1926 film by Frank O'Connor

Exclusive Rights is a 1926 American silent crime film directed by Frank O'Connor and starring Gayne Whitman, Lillian Rich, and Gaston Glass. Released by Preferred Pictures, the film was written by Eve Unsell and based upon the short story "Invisible Government" by Jerome N. Wilson.

==Plot==
In the race for governor, Stanley Wharton emerges as a staunch opponent of Al Morris, a powerful figure controlling both criminals and politicians behind the scenes. After winning the election, Wharton upholds the death sentence of Bickel, a member of a criminal gang, for a murder conviction.

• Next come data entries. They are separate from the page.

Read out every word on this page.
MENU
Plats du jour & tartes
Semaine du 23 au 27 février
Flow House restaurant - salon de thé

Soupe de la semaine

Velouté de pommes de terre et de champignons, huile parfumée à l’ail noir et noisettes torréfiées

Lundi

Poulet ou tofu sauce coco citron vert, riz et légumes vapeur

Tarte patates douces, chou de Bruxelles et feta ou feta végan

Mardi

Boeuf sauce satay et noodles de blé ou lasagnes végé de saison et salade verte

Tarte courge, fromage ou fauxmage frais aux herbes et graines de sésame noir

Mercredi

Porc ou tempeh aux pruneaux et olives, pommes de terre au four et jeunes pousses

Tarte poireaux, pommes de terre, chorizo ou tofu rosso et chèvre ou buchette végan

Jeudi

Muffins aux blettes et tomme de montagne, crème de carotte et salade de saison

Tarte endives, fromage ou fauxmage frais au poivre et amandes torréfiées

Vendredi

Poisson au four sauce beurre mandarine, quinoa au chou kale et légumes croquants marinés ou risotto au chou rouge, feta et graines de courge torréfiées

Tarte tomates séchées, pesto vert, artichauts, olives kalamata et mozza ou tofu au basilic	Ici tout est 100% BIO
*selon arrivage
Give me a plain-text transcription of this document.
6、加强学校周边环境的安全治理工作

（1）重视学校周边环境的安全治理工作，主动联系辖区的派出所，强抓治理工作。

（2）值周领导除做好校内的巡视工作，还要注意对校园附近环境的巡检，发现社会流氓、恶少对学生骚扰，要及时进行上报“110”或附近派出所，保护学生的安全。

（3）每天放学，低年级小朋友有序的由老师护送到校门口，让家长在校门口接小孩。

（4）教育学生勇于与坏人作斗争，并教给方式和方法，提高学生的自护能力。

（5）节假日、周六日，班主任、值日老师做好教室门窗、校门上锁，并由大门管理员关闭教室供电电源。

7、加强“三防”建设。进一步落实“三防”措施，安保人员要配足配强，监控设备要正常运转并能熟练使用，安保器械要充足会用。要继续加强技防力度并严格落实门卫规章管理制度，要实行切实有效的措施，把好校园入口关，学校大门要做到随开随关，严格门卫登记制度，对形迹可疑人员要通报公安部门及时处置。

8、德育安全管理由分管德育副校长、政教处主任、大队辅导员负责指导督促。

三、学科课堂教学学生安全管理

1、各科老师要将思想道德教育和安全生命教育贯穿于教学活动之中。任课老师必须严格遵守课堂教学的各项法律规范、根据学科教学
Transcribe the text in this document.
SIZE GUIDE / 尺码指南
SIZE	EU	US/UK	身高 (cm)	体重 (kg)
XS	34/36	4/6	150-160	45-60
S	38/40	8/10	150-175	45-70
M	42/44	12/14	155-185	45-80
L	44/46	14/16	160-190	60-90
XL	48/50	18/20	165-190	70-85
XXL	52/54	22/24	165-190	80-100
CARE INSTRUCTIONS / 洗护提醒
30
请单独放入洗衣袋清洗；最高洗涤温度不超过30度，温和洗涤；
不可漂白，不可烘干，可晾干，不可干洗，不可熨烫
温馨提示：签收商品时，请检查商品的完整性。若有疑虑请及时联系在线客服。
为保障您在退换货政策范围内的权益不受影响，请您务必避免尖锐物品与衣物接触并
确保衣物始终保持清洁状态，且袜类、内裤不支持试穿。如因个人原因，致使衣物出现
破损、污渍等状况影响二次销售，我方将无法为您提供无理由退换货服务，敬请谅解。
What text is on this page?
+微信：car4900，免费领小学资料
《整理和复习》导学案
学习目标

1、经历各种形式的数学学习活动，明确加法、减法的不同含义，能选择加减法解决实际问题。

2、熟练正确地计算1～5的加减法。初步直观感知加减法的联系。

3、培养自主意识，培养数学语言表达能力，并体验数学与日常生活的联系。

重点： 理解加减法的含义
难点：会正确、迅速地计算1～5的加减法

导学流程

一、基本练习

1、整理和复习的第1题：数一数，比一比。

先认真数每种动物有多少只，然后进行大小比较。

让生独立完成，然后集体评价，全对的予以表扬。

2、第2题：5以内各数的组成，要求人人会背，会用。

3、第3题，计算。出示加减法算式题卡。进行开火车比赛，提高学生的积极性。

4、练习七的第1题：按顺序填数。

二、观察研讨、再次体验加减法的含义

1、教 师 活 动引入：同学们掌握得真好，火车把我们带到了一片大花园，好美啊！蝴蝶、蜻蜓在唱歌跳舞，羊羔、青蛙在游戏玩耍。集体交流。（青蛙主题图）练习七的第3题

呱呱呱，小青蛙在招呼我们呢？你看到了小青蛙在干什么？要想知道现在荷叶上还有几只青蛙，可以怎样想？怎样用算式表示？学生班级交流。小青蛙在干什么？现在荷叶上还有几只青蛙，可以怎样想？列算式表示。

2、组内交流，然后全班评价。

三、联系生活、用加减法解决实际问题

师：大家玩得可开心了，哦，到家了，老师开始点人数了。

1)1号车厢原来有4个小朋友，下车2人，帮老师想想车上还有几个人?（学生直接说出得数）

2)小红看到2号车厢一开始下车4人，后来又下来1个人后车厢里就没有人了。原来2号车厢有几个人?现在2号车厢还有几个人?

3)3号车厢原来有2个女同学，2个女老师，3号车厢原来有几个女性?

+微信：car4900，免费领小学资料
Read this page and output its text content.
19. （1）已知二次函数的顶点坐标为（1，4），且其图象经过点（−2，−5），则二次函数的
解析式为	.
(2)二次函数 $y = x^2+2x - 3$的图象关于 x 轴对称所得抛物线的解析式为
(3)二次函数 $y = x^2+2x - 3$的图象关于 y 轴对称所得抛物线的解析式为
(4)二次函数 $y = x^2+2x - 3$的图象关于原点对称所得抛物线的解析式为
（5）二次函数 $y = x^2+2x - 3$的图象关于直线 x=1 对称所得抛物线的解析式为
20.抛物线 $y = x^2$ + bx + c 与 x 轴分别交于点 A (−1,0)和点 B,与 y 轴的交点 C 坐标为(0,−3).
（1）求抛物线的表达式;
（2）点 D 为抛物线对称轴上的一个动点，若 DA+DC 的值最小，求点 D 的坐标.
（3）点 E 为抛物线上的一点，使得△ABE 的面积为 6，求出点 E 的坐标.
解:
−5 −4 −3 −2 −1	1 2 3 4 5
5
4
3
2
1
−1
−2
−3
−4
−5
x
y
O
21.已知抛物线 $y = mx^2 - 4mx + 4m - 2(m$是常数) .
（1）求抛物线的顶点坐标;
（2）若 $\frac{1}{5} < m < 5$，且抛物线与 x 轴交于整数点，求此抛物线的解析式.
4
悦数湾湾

Meanwhile, Morris, in collaboration with Catherine Courtwright, Wharton's fiancée, aims to pass a new law abolishing capital punishment. To achieve this, Morris orchestrates a scheme to frame Wharton's war comrade, Mack Miller, for the murder of Bat Hoover at the Elite Club, a known gang hangout.

Caught between his loyalty to his friend and his responsibilities as governor, Wharton refuses to sign the bill, despite Catherine breaking off their engagement. Sadie, secretly married to Mack, obtains a confession from Flash Fleming, but Fleming is killed before he can sign it. Wharton employs a strategic maneuver to deceive Morris into believing that Mack has been executed, ultimately forcing Morris to reveal crucial information and obtaining a statement from Bickel.

==Production==
In 1924, Will H. Hays of the Motion Picture Producers and Distributors of America issued a set of recommendations dubbed "the Formula" which the studios were advised to heed to maintain morality in their film plots. With scenes showing an electric chair and partial female nudity, and its assertion that criminal gangs controlled the state government, the film (and others) showed the recommendations of the Formula could be ignored.

==Bibliography==
- Munden, Kenneth White. The American Film Institute Catalog of Motion Pictures Produced in the United States, Part 1. University of California Press, 1997.